Originally Posted by BuddyRay
I verified the following:
On a 2015 F150 with Integrated controller and "intensity" set to HIGH, a Gain setting of 10 does produce 10v on pin 2.
Based on my old TT which would lock the brakes up at about 2.5 volts, that's a lot of power. SO I now believe the problem with weak brakes is in the Jayco.
In any event - I think I now have enough data for a trip to the Dealer.
Keep in mind that electric trailer brakes do not work purely on voltage.
The signal to the brake magnets is adjusted using Pulse-Width-Modulation.
A full 13-14V (as supplied by the alternator), 10+Amps (available) is sent as a square wave with an adjusted duty cycle. 10% on, 90% off = very weak braking. 50/50=moderate braking. 100% = Full braking.
Trying to measure the DC Volts of that signal will get you nowhere very quickly.

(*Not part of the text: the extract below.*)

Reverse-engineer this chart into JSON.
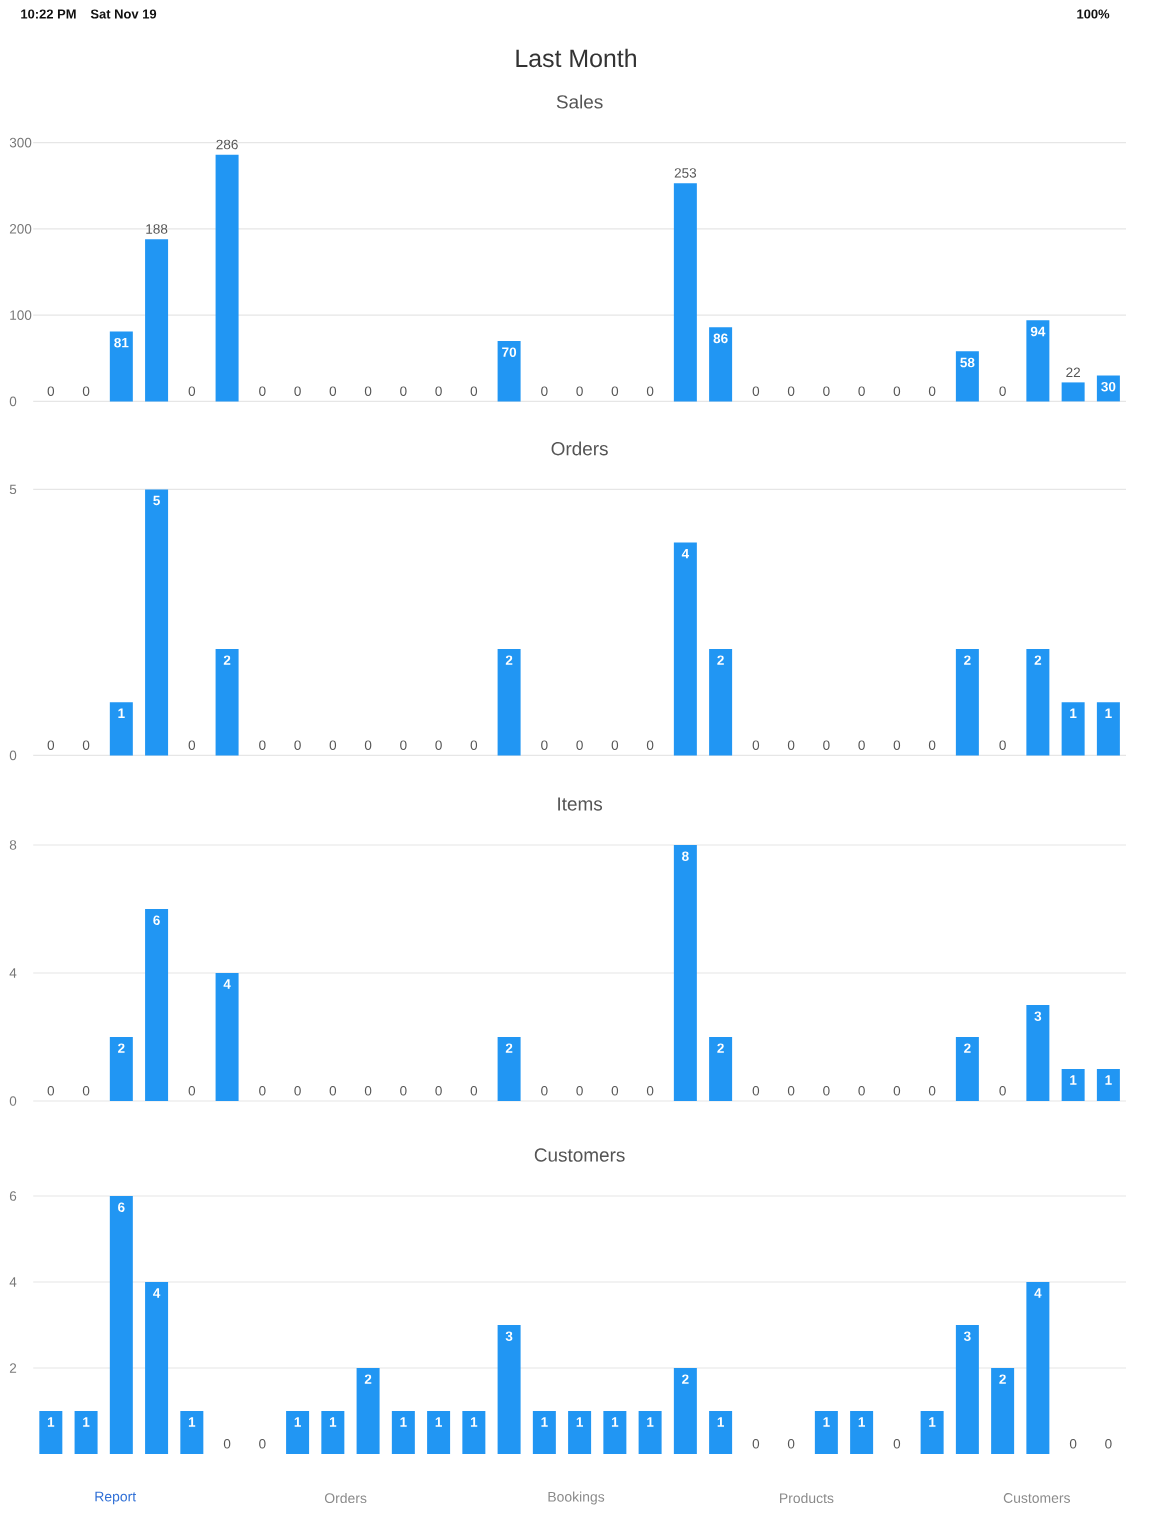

An oscilloscope will give you much more useful information.
Also keep in mind that automakers are in the ABS mindset right now. Total lockup of any brakes is unacceptable.
On the other hand, when I replaced the axle in my first TT, I found the wires to the brakes had been pinched under one of the U-bolts holding the axle to the spring, shorting both to ground. The original owner must've gone nuts trying to get the brakes to work properly (I found evidence of at least 4 magnet changes). After the axle swap, I could adjust the brake controller so the trailer handled it's own mass very nicely.
So, you are pretty sure you have a problem.
Did you try pulling the breakaway yet? See if it is a controller issue or a trailer issue.